Having studied all types of transformations we can form a combined formula for the transformation of a function f(x) as, a* f[(bx + c) + d], where,

1) 'a' denotes a vertical expansion or compression. If l a l > 1, it is a vertical expansion, if l a l < 1, then it is a vertical compression. If a < 0, then it is a reflection across x-axis.

2) 'b' denotes a horizontal expansion or compression. If l b l < 1, it is a horizontal expansion, if l b l > 1, then it is a horizontal compression. If b < 0, then the reflection is across y-axis.

3) 'c' denotes a horizontal translation. If c > 0, the translation is a horizontal shift towards right and if c < 0, then the translation is a horizontal shift towards left.

4) 'd' denotes a vertical translation. If d > 0, the translation is a vertical shift upwards and if d < 0, then the translation is a vertical shift downwards.

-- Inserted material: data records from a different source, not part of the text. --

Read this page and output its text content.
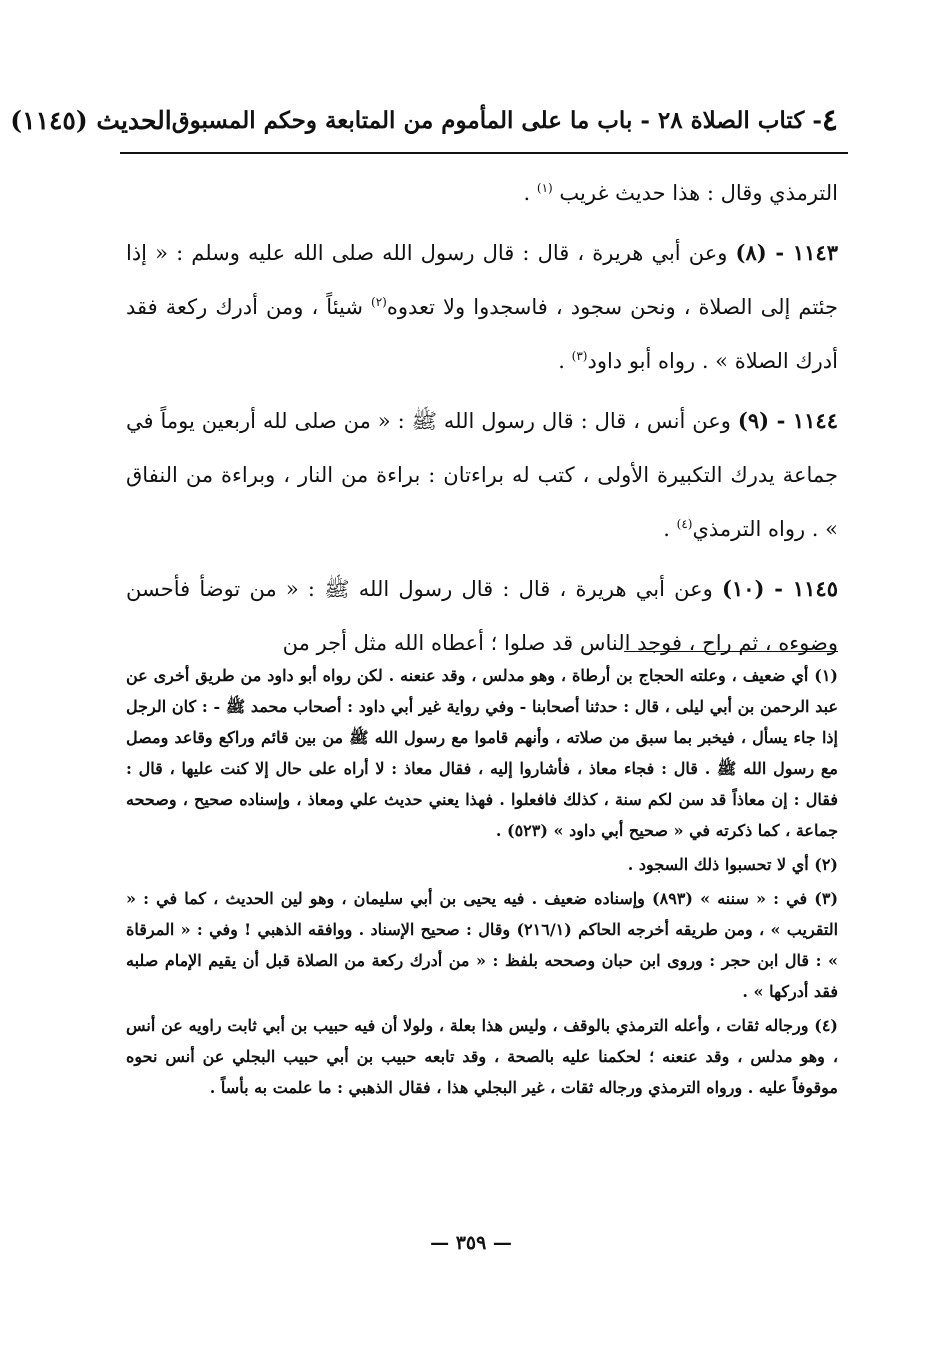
٤
- كتاب الصلاة ٢٨ - باب ما على المأموم من المتابعة وحكم المسبوق
الحديث (١١٤٥)

الترمذي وقال : هذا حديث غريب $^{(١)}$ .

١١٤٣ - (٨) وعن أبي هريرة ، قال : قال رسول الله صلى الله عليه وسلم : « إذا جئتم إلى الصلاة ، ونحن سجود ، فاسجدوا ولا تعدوه$^{(٢)}$ شيئاً ، ومن أدرك ركعة فقد أدرك الصلاة » . رواه أبو داود$^{(٣)}$ .

١١٤٤ - (٩) وعن أنس ، قال : قال رسول الله ﷺ : « من صلى لله أربعين يوماً في جماعة يدرك التكبيرة الأولى ، كتب له براءتان : براءة من النار ، وبراءة من النفاق » . رواه الترمذي$^{(٤)}$ .

١١٤٥ - (١٠) وعن أبي هريرة ، قال : قال رسول الله ﷺ : « من توضأ فأحسن وضوءه ، ثم راح ، فوجد الناس قد صلوا ؛ أعطاه الله مثل أجر من

(١) أي ضعيف ، وعلته الحجاج بن أرطاة ، وهو مدلس ، وقد عنعنه . لكن رواه أبو داود من طريق أخرى عن عبد الرحمن بن أبي ليلى ، قال : حدثنا أصحابنا - وفي رواية غير أبي داود : أصحاب محمد ﷺ - : كان الرجل إذا جاء يسأل ، فيخبر بما سبق من صلاته ، وأنهم قاموا مع رسول الله ﷺ من بين قائم وراكع وقاعد ومصل مع رسول الله ﷺ . قال : فجاء معاذ ، فأشاروا إليه ، فقال معاذ : لا أراه على حال إلا كنت عليها ، قال : فقال : إن معاذاً قد سن لكم سنة ، كذلك فافعلوا . فهذا يعني حديث علي ومعاذ ، وإسناده صحيح ، وصححه جماعة ، كما ذكرته في « صحيح أبي داود » (٥٢٣) .

(٢) أي لا تحسبوا ذلك السجود .

(٣) في : « سننه » (٨٩٣) وإسناده ضعيف . فيه يحيى بن أبي سليمان ، وهو لين الحديث ، كما في : « التقريب » ، ومن طريقه أخرجه الحاكم (٢١٦/١) وقال : صحيح الإسناد . ووافقه الذهبي ! وفي : « المرقاة » : قال ابن حجر : وروى ابن حبان وصححه بلفظ : « من أدرك ركعة من الصلاة قبل أن يقيم الإمام صلبه فقد أدركها » .

(٤) ورجاله ثقات ، وأعله الترمذي بالوقف ، وليس هذا بعلة ، ولولا أن فيه حبيب بن أبي ثابت راويه عن أنس ، وهو مدلس ، وقد عنعنه ؛ لحكمنا عليه بالصحة ، وقد تابعه حبيب بن أبي حبيب البجلي عن أنس نحوه موقوفاً عليه . ورواه الترمذي ورجاله ثقات ، غير البجلي هذا ، فقال الذهبي : ما علمت به بأساً .

— ٣٥٩ —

In all cases of transformations studied so far, we had seen that the ordered pairs change in a straight line. But it is also possible that a translation can occur by rotation of points by rotating the ordered pairs. In this section let us consider rotation of a point (the concept can be extended to an object) only around origin. A rotation is generally measured in terms of degrees of angle and the counter clock wise direction is considered as positive. The common rotations are by angles 90o, 180o and 270o. Let us study how does the ordered pair of a point changes when rotated by 90o counter clock wise. This will help us to find an algorithm in general for rotation transformations.

Let P is a point in quadrant (i) which has ordered pair as (x, y). Suppose the point is given a rotation of 90o around origin. The x-coordinate of P is 'x' and when it is rotated by 90o, ox becomes as oy', that is the x-coordinate of P now becomes as the y-coordinate of the transformed point. Similarly the y-coordinate of P is 'y' and when it is rotated by 90o, oy becomes as ox', that is the y-coordinate of P now becomes as the x-coordinate (in the negative direction) of the transformed point. The transformed point P' is located with the help of the transformed coordinates. Thus, for the transformation of any point (x, y) by 90o, the ordered pair changes as (-y, x). By the same method it can be shown that the ordered pair changes as (-x, -y) for 180o rotation and as (y, -x) for 270o rotation.

The translation of a full shape under rotation can be formed by first drawing the reflections of the vertices or the key points of the original shape and joining them as in the original shape.